Среди изображенных персоналий я видел писателей из различных эпох, и в том числе тех, кто завершил земной путь относительно недавно. Стало быть, портреты не могли быть написаны в XVII веке. Более того, по некоторым приметам я понял, что автор – современник мне.
Роберт Бертон. Генрих фон Клейст. Жерар де Нерваль. Мисимо Юкио. Ян Потоцкий… Странный выбор. Почему английский XVI век представляет Бертон, а не Шекспир? Почему от немцев здесь фон Клейст, а не Гете? Почему де Нерваль, а не Гюго? Мой взгляд остановился на лице Пьетро делла Винья. И вдруг померещилась струйка крови, стекающая по широкому лбу из-под волнистых прядей. Немедленно в памяти всплыли строки Данте:
Когда душа, ожесточась, порвет
Самоуправно оболочку тела…
Потоцкий застрелился самодельной серебряной пулей. Де Нерваль повесился. Юкио покончил с собой ритуальным мечом. Гаршин сбросился с лестницы в подъезде, Успенский зарезался в переулке, Писарев утопился, Маяковский застрелился…
– А почему здесь Пушкин, Толстой и Гоголь? – обернулся я к Базилю, копавшемуся в ближайшем шкафу.
Он выглянул из-за дверки.
– Что? Что? Почему Пушкин? Почему Толстой? Так они ведь тоже! того!
– В каком смысле?
– А по-твоему, что ли, вызвать на дуэль стрелка, который регулярно попадает в карточного туза с десяти шагов, – это не самоубийство? А в восемьдесят лет уйти из дома куда глаза глядят – это не самоубийство? Да больше шансов у висельника, что веревка оборвется!
Я подумал и спорить не стал. Кто разберет этих русских: они стреляются без намерения умереть и живут в поисках погибели.
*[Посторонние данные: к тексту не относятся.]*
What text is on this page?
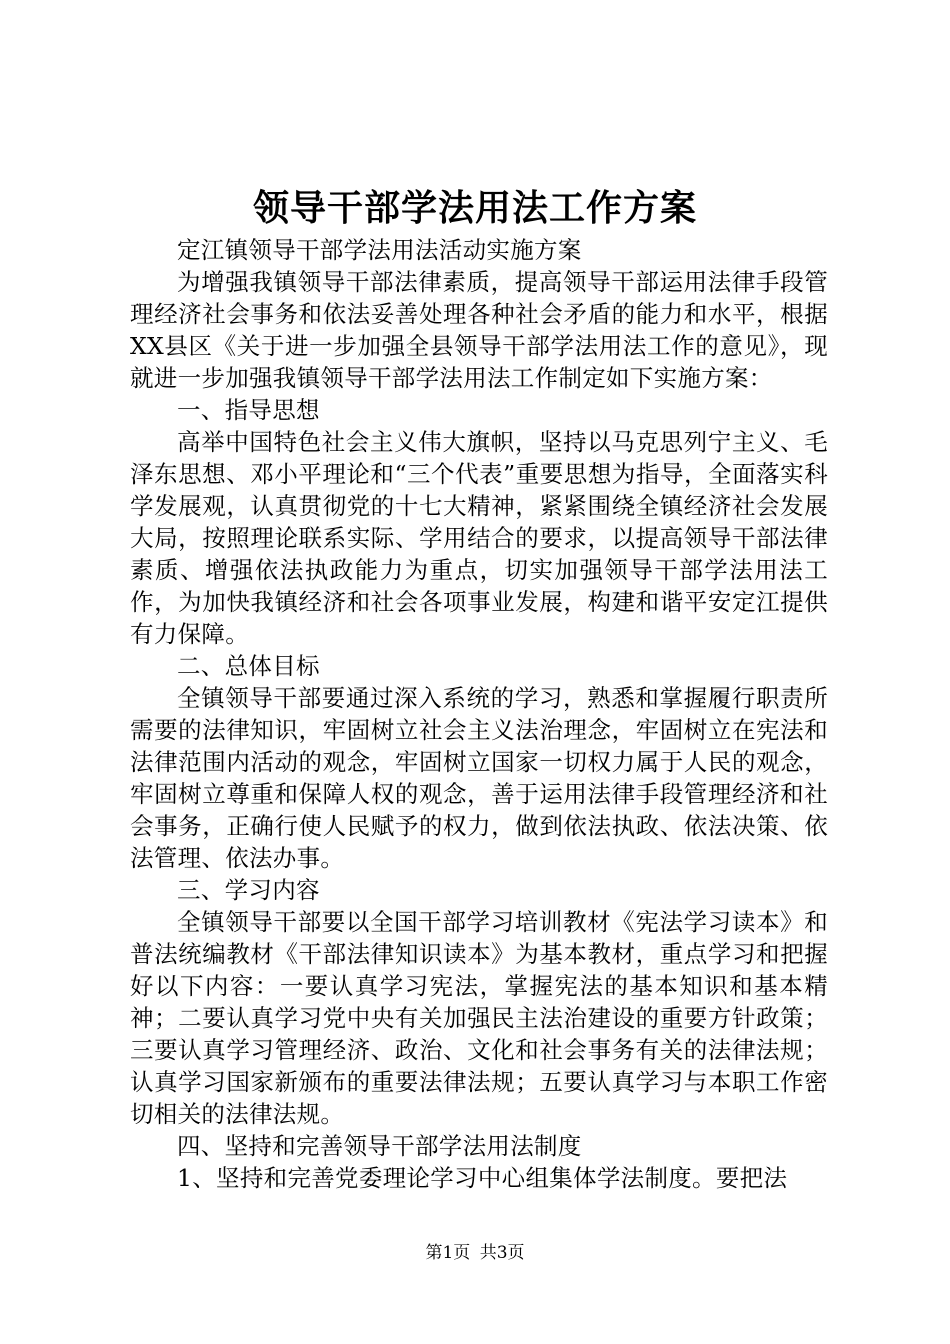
领导干部学法用法工作方案

定江镇领导干部学法用法活动实施方案

为增强我镇领导干部法律素质，提高领导干部运用法律手段管理经济社会事务和依法妥善处理各种社会矛盾的能力和水平，根据XX县区《关于进一步加强全县领导干部学法用法工作的意见》，现就进一步加强我镇领导干部学法用法工作制定如下实施方案：

一、指导思想

高举中国特色社会主义伟大旗帜，坚持以马克思列宁主义、毛泽东思想、邓小平理论和“三个代表”重要思想为指导，全面落实科学发展观，认真贯彻党的十七大精神，紧紧围绕全镇经济社会发展大局，按照理论联系实际、学用结合的要求，以提高领导干部法律素质、增强依法执政能力为重点，切实加强领导干部学法用法工作，为加快我镇经济和社会各项事业发展，构建和谐平安定江提供有力保障。

二、总体目标

全镇领导干部要通过深入系统的学习，熟悉和掌握履行职责所需要的法律知识，牢固树立社会主义法治理念，牢固树立在宪法和法律范围内活动的观念，牢固树立国家一切权力属于人民的观念，牢固树立尊重和保障人权的观念，善于运用法律手段管理经济和社会事务，正确行使人民赋予的权力，做到依法执政、依法决策、依法管理、依法办事。

三、学习内容

全镇领导干部要以全国干部学习培训教材《宪法学习读本》和普法统编教材《干部法律知识读本》为基本教材，重点学习和把握好以下内容：一要认真学习宪法，掌握宪法的基本知识和基本精神；二要认真学习党中央有关加强民主法治建设的重要方针政策；三要认真学习管理经济、政治、文化和社会事务有关的法律法规；认真学习国家新颁布的重要法律法规；五要认真学习与本职工作密切相关的法律法规。

四、坚持和完善领导干部学法用法制度

1、坚持和完善党委理论学习中心组集体学法制度。要把法

第1页 共3页
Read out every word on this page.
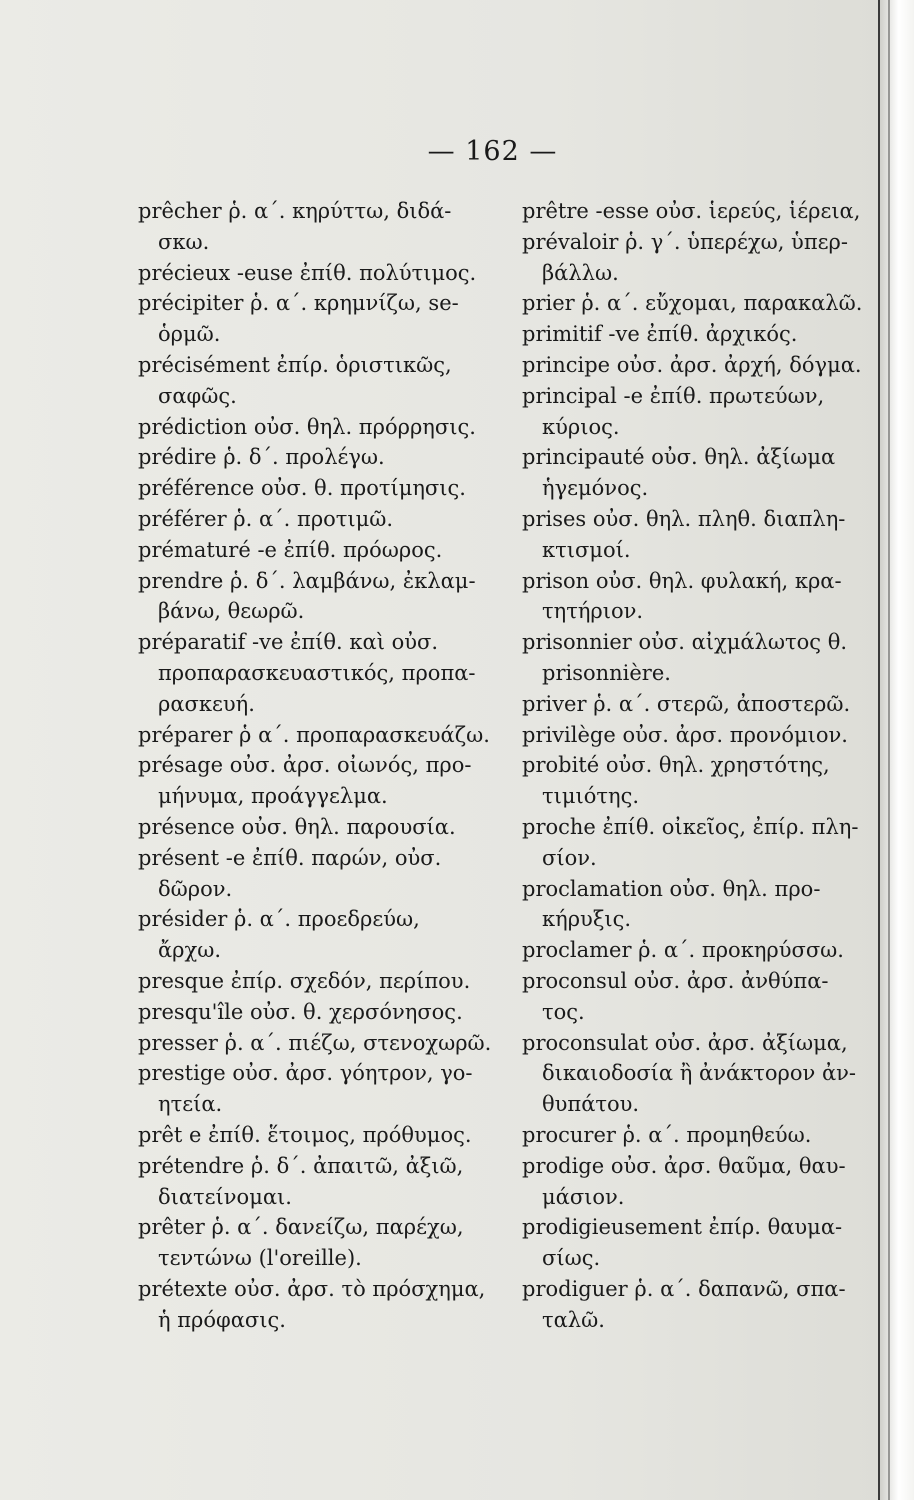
— 162 —
prêcher ῥ. α΄. κηρύττω, διδά-
σκω.
précieux -euse ἐπίθ. πολύτιμος.
précipiter ῥ. α΄. κρημνίζω, se-
ὁρμῶ.
précisément ἐπίρ. ὁριστικῶς,
σαφῶς.
prédiction οὐσ. θηλ. πρόρρησις.
prédire ῥ. δ΄. προλέγω.
préférence οὐσ. θ. προτίμησις.
préférer ῥ. α΄. προτιμῶ.
prématuré -e ἐπίθ. πρόωρος.
prendre ῥ. δ΄. λαμβάνω, ἐκλαμ-
βάνω, θεωρῶ.
préparatif -ve ἐπίθ. καὶ οὐσ.
προπαρασκευαστικός, προπα-
ρασκευή.
préparer ῥ α΄. προπαρασκευάζω.
présage οὐσ. ἀρσ. οἰωνός, προ-
μήνυμα, προάγγελμα.
présence οὐσ. θηλ. παρουσία.
présent -e ἐπίθ. παρών, οὐσ.
δῶρον.
présider ῥ. α΄. προεδρεύω,
ἄρχω.
presque ἐπίρ. σχεδόν, περίπου.
presqu'île οὐσ. θ. χερσόνησος.
presser ῥ. α΄. πιέζω, στενοχωρῶ.
prestige οὐσ. ἀρσ. γόητρον, γο-
ητεία.
prêt e ἐπίθ. ἕτοιμος, πρόθυμος.
prétendre ῥ. δ΄. ἀπαιτῶ, ἀξιῶ,
διατείνομαι.
prêter ῥ. α΄. δανείζω, παρέχω,
τεντώνω (l'oreille).
prétexte οὐσ. ἀρσ. τὸ πρόσχημα,
ἡ πρόφασις.
prêtre -esse οὐσ. ἱερεύς, ἱέρεια,
prévaloir ῥ. γ΄. ὑπερέχω, ὑπερ-
βάλλω.
prier ῥ. α΄. εὔχομαι, παρακαλῶ.
primitif -ve ἐπίθ. ἀρχικός.
principe οὐσ. ἀρσ. ἀρχή, δόγμα.
principal -e ἐπίθ. πρωτεύων,
κύριος.
principauté οὐσ. θηλ. ἀξίωμα
ἡγεμόνος.
prises οὐσ. θηλ. πληθ. διαπλη-
κτισμοί.
prison οὐσ. θηλ. φυλακή, κρα-
τητήριον.
prisonnier οὐσ. αἰχμάλωτος θ.
prisonnière.
priver ῥ. α΄. στερῶ, ἀποστερῶ.
privilège οὐσ. ἀρσ. προνόμιον.
probité οὐσ. θηλ. χρηστότης,
τιμιότης.
proche ἐπίθ. οἰκεῖος, ἐπίρ. πλη-
σίον.
proclamation οὐσ. θηλ. προ-
κήρυξις.
proclamer ῥ. α΄. προκηρύσσω.
proconsul οὐσ. ἀρσ. ἀνθύπα-
τος.
proconsulat οὐσ. ἀρσ. ἀξίωμα,
δικαιοδοσία ἢ ἀνάκτορον ἀν-
θυπάτου.
procurer ῥ. α΄. προμηθεύω.
prodige οὐσ. ἀρσ. θαῦμα, θαυ-
μάσιον.
prodigieusement ἐπίρ. θαυμα-
σίως.
prodiguer ῥ. α΄. δαπανῶ, σπα-
ταλῶ.
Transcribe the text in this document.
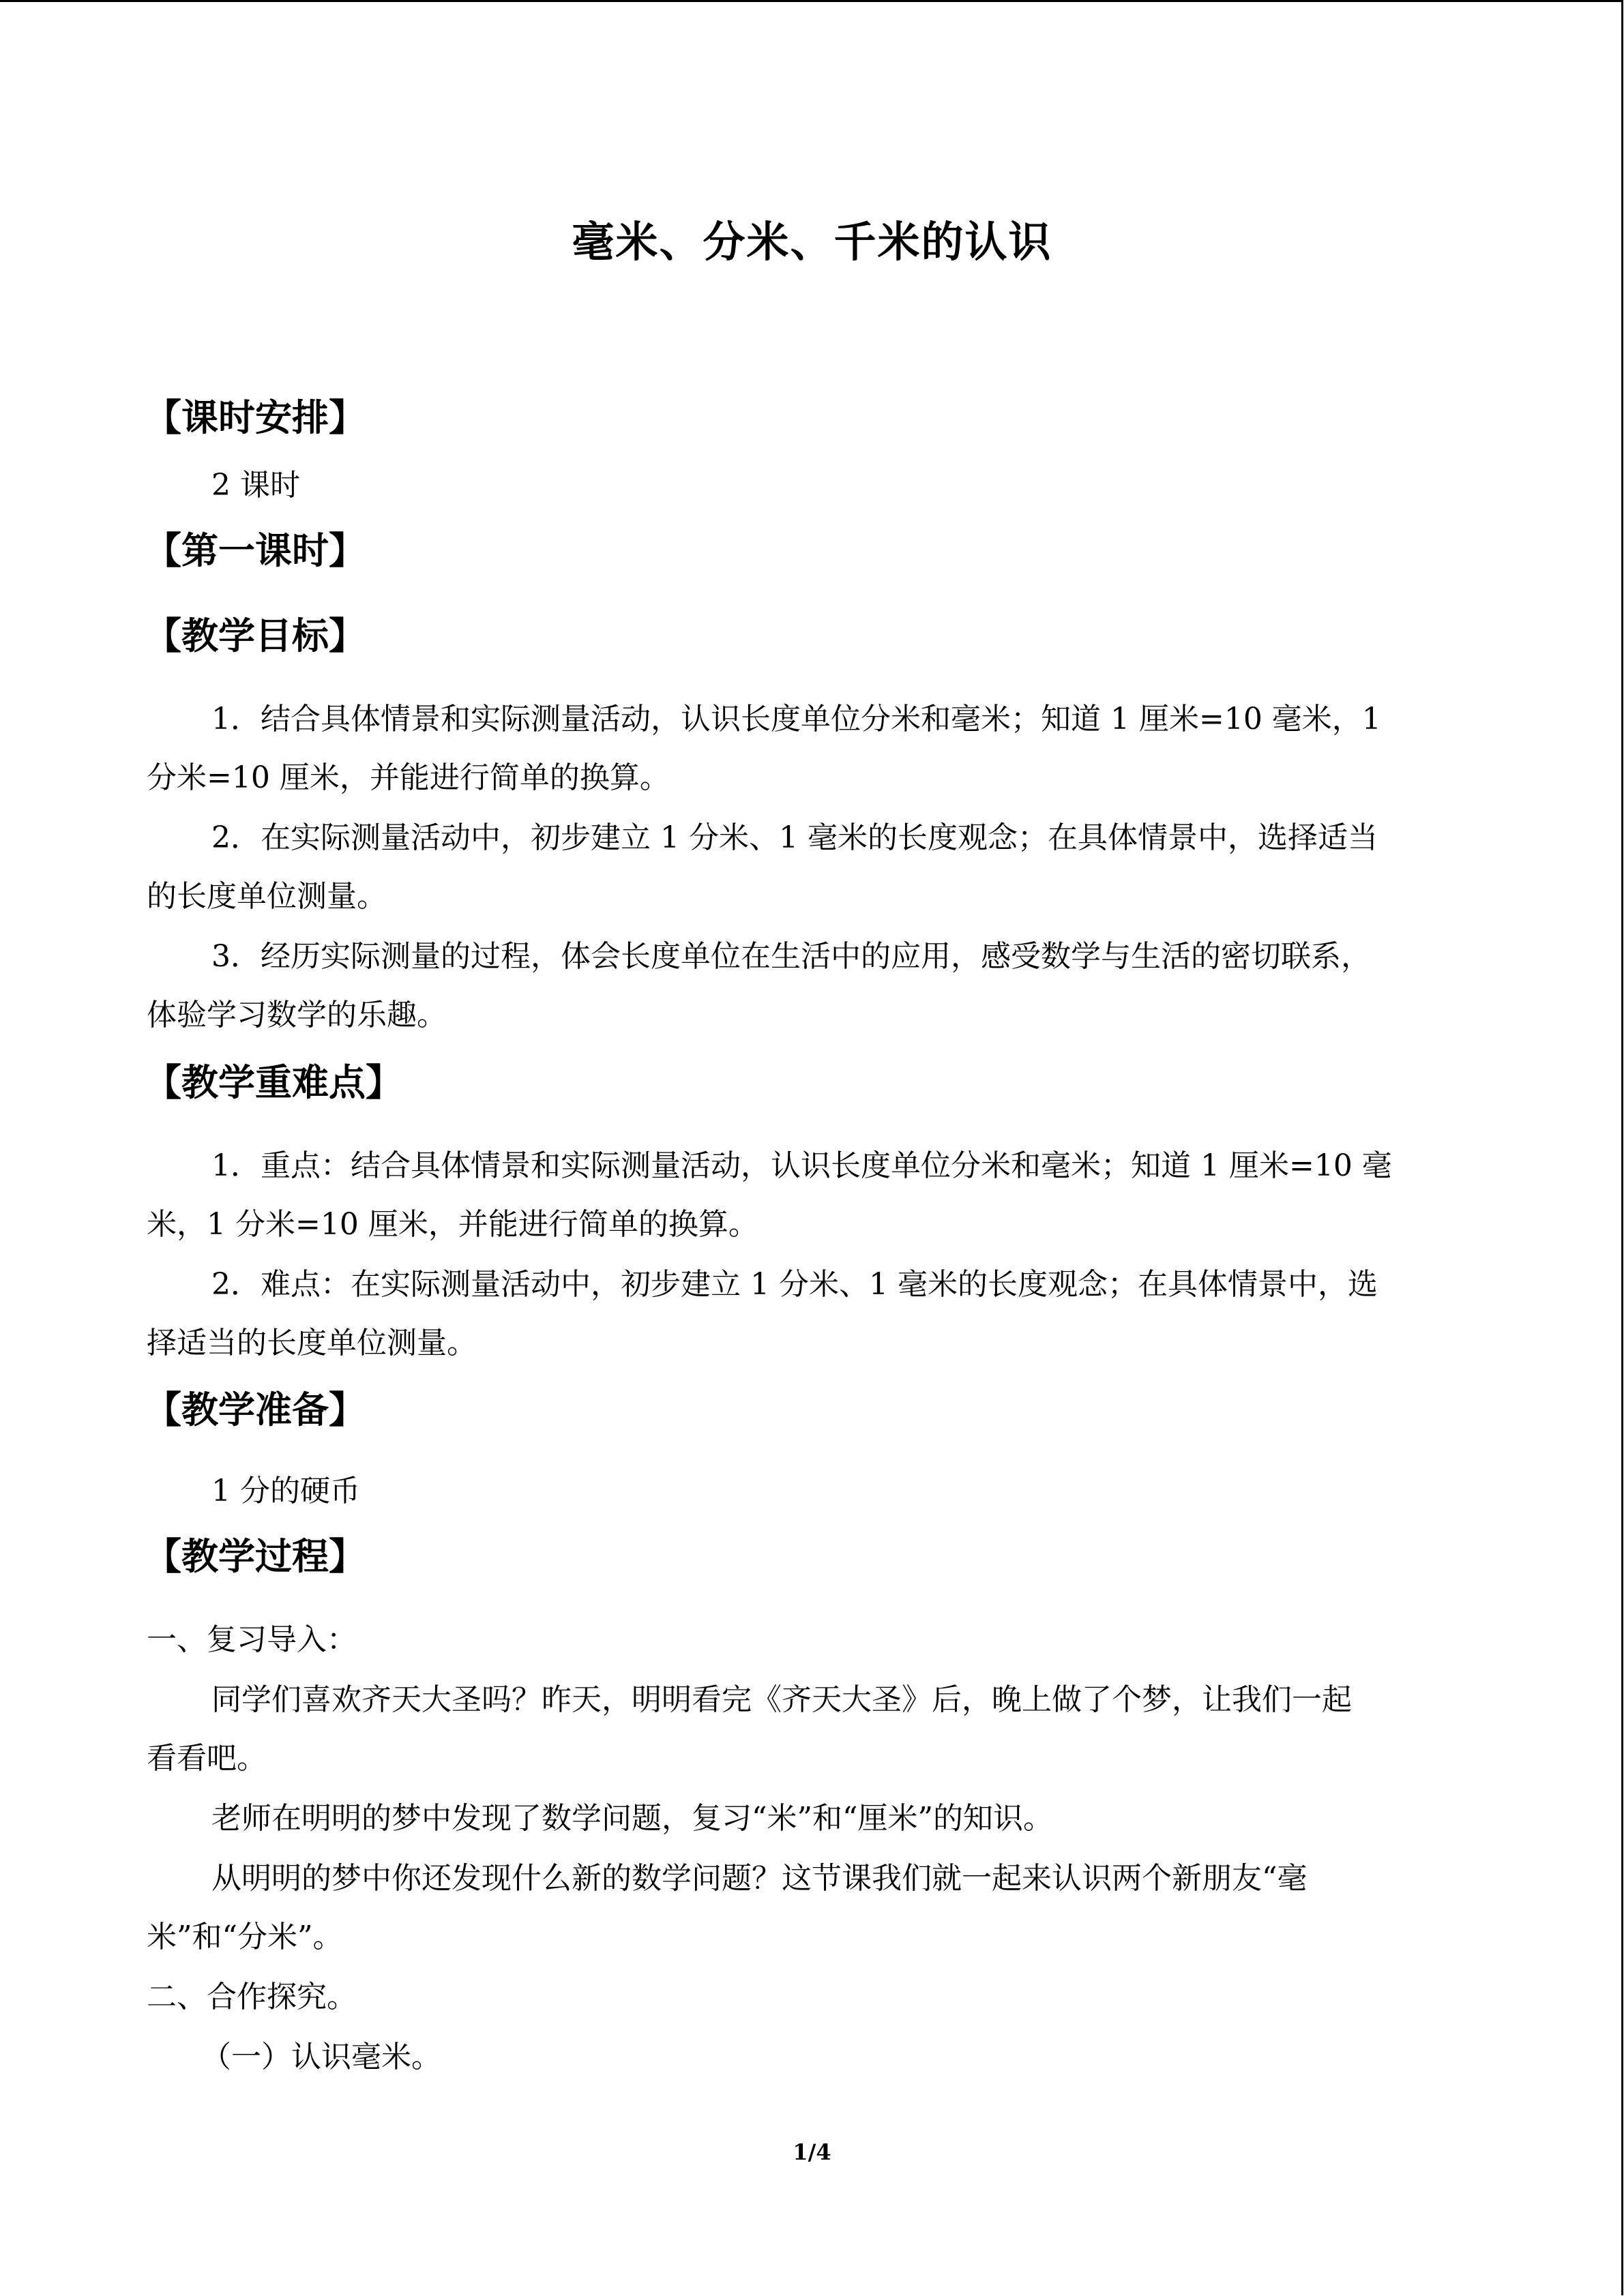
毫米、分米、千米的认识
【课时安排】
2 课时
【第一课时】
【教学目标】
1．结合具体情景和实际测量活动，认识长度单位分米和毫米；知道 1 厘米=10 毫米，1
分米=10 厘米，并能进行简单的换算。
2．在实际测量活动中，初步建立 1 分米、1 毫米的长度观念；在具体情景中，选择适当
的长度单位测量。
3．经历实际测量的过程，体会长度单位在生活中的应用，感受数学与生活的密切联系，
体验学习数学的乐趣。
【教学重难点】
1．重点：结合具体情景和实际测量活动，认识长度单位分米和毫米；知道 1 厘米=10 毫
米，1 分米=10 厘米，并能进行简单的换算。
2．难点：在实际测量活动中，初步建立 1 分米、1 毫米的长度观念；在具体情景中，选
择适当的长度单位测量。
【教学准备】
1 分的硬币
【教学过程】
一、复习导入：
同学们喜欢齐天大圣吗？昨天，明明看完《齐天大圣》后，晚上做了个梦，让我们一起
看看吧。
老师在明明的梦中发现了数学问题，复习“米”和“厘米”的知识。
从明明的梦中你还发现什么新的数学问题？这节课我们就一起来认识两个新朋友“毫
米”和“分米”。
二、合作探究。
（一）认识毫米。
1/4
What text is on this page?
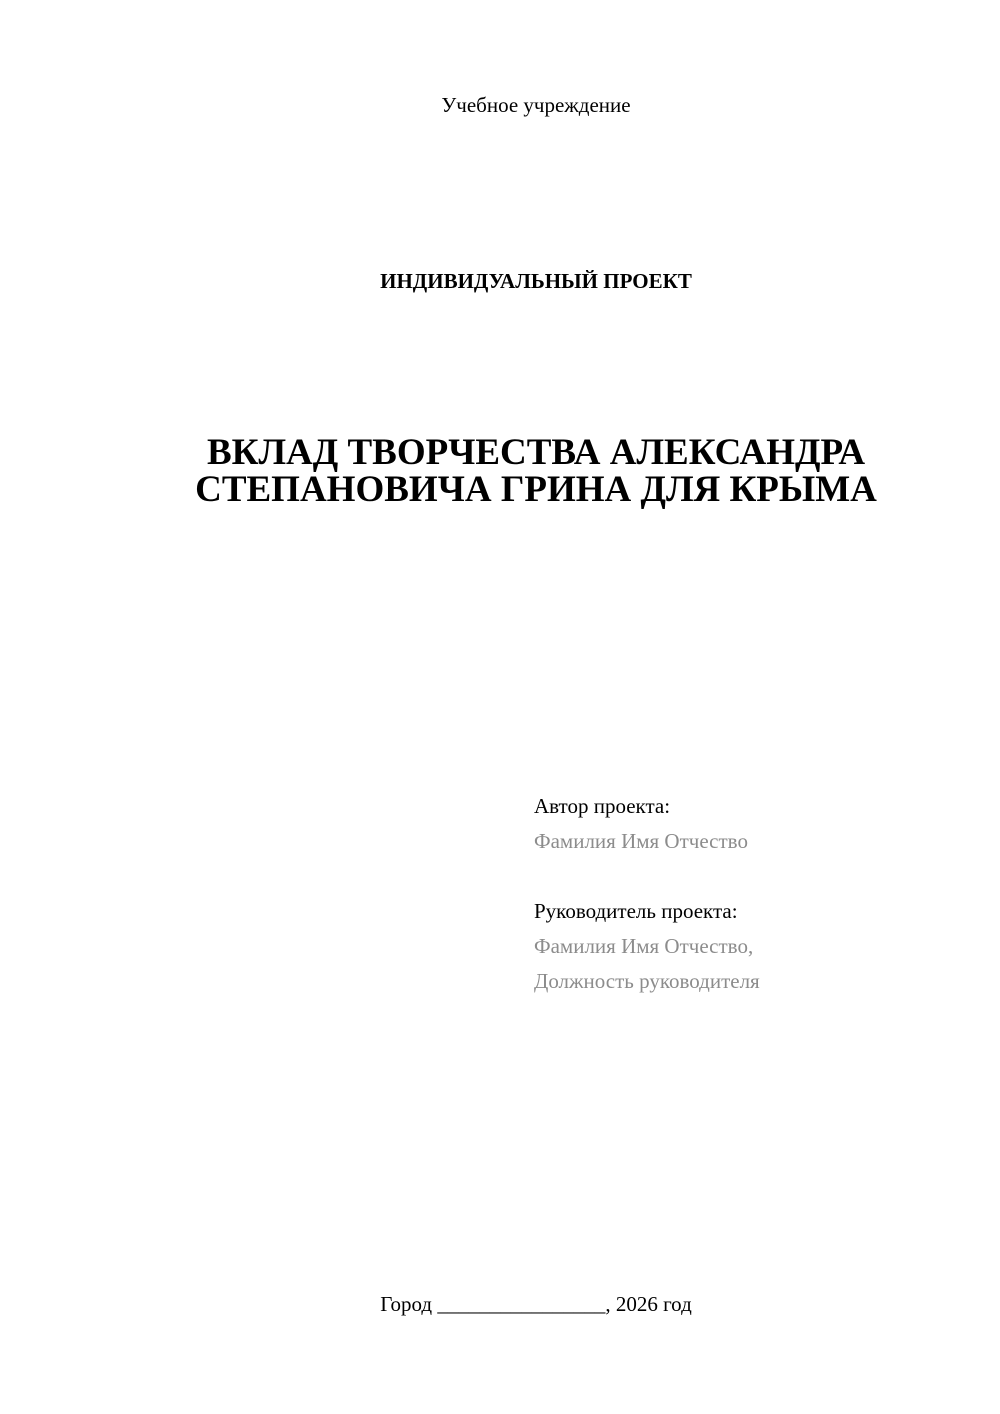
Учебное учреждение
ИНДИВИДУАЛЬНЫЙ ПРОЕКТ
ВКЛАД ТВОРЧЕСТВА АЛЕКСАНДРА
СТЕПАНОВИЧА ГРИНА ДЛЯ КРЫМА
Автор проекта:
Фамилия Имя Отчество
Руководитель проекта:
Фамилия Имя Отчество,
Должность руководителя
Город ________________, 2026 год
Желание смерти – эхо жертвоприношения. Желание освободиться, прекратить, но и обрести, переменить, искупить. Обменять. Жизнь – на смерть. Выкупить. Смертью – жизнь. В принесении жертвы выражается теснейшая взаимозависимость жизни и смерти, основ Бытия. Поэтому жертвоприношение есть стержень мироустройства и в том или ином виде присутствует в каждом мифе, в любом ритуале. Однако если жертва не просто покорна необходимости, а сознательно принимает гибельный венец, тогда ее сакрализация достигает высшей точки, и обмен происходит по самому большому счету. Покончив с собой, Геракл поднялся на Олимп и стал богом. Один человек, добровольно взошед на крест, вернул нам бессмертие, тогда как толпы зарезанных безымянных пленников никак не оправдали надежд ацтеков.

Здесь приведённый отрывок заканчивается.